等到我被放到岸上之后,我才睁开眼睛,眼睛上面还挂着水,只模模糊糊的看到一个影子。我用手抹了抹眼睛,一张非常阳刚的脸映入我的眼中。
皮肤略黑但是肤质不错,眼睛十分有神但让人觉得有些许淡泊。紧抿着的双唇很薄,让他看上去多了几分冷漠。
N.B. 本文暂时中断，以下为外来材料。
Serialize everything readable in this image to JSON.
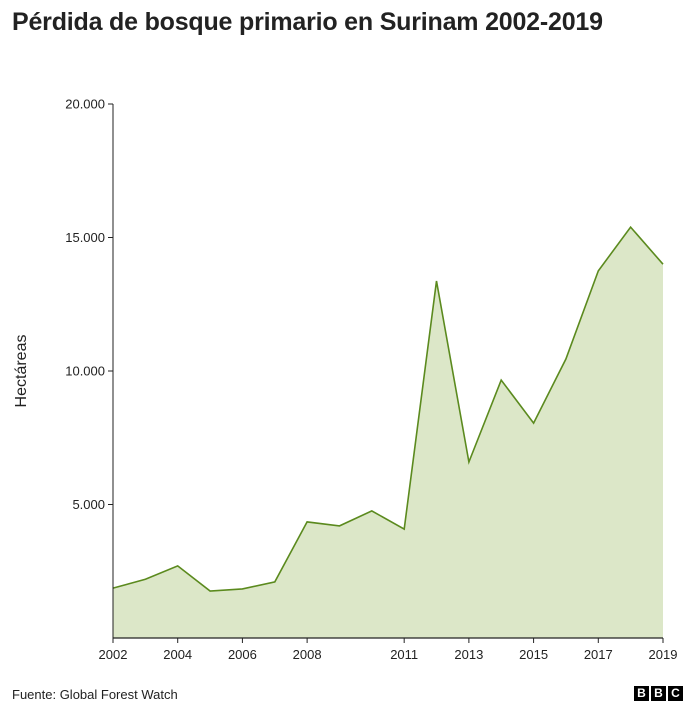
{
  "title": "Pérdida de bosque primario en Surinam 2002-2019",
  "source": "Fuente: Global Forest Watch",
  "logo": [
    "B",
    "B",
    "C"
  ],
  "colors": {
    "line": "#5b8a1e",
    "fill": "#dce7c8",
    "axis": "#222222"
  },
  "chart_data": {
    "type": "area",
    "title": "Pérdida de bosque primario en Surinam 2002-2019",
    "xlabel": "",
    "ylabel": "Hectáreas",
    "x": [
      2002,
      2003,
      2004,
      2005,
      2006,
      2007,
      2008,
      2009,
      2010,
      2011,
      2012,
      2013,
      2014,
      2015,
      2016,
      2017,
      2018,
      2019
    ],
    "series": [
      {
        "name": "Pérdida de bosque primario",
        "values": [
          1870,
          2200,
          2700,
          1760,
          1840,
          2100,
          4350,
          4200,
          4760,
          4080,
          13370,
          6590,
          9660,
          8050,
          10450,
          13750,
          15390,
          14000
        ]
      }
    ],
    "xticks": [
      "2002",
      "2004",
      "2006",
      "2008",
      "2011",
      "2013",
      "2015",
      "2017",
      "2019"
    ],
    "yticks": [
      "5.000",
      "10.000",
      "15.000",
      "20.000"
    ],
    "ytick_values": [
      5000,
      10000,
      15000,
      20000
    ],
    "ylim": [
      0,
      20000
    ],
    "xlim": [
      2002,
      2019
    ],
    "grid": false,
    "legend": "none"
  }
}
他给我的感觉十分的熟悉,好像在哪里见过。
“士臣,衣服拿来用一下!”那男人打量了一下我因浸了水而紧贴身躯的衣服,头也不抬的说道,过一会一件黑色的外衫递了过来,他用衣服包住我然后扶我站了起来。
“小姐,你没怎么样吧!”终于从人群中突围出来的赫连舞连忙跑到我跟前,上上下下的打量着我,我目前的状态委实狼狈,混身上下都滴着水,果然落水凤凰不如鸡。
“内人随我们暂住寺内,且与小姐身形相似,小姐若不嫌弃,就让内人拿套衣服给小姐换上吧!”把外套给我的那个人开口说道,我点了点头,我这个样子也实在没法回相府再换。不过这寺庙内可以住女人吗?
赫连舞扶着我跟着他们俩的身后向给香客住的禅房走去,刚推开房门一个身形娇小的女子就迎了上来,看起来他们夫妻俩感情到是挺好。
那夫人说话温温柔柔的,标准的大家闺秀,看形为举止皆仪态十足,想来必定是家世良好的千金。夫人弄清楚经过之后,让丫环带我到内室去换衣服,拉着她夫君小声的说着话,看样子应该是新婚!
“谢谢方才诸位的搭救,小女子楚天香,敢问诸位的姓名,改日定亲自上门道谢?”换上干净的衣服后,我向他们三位行了个礼。
“你对我们应该不陌生的,我是苏士臣,苏士贤的大哥,这位你在皇宫应是见过的,三皇子慕容青洛,内人辛晓。”我一听愣住了,原来这就是苏家大公子了,细看之下果然与苏十贤有几分相似。只是因为习武的原因比苏士贤看上去阳刚的多,也略高一点。传闻他年纪轻轻就手掌兵权,于二年前娶了八府巡按之女,然后就一带着妻子一直在边境地区。现下这位如果不是小老婆的话,那苏士臣到是个不错的人。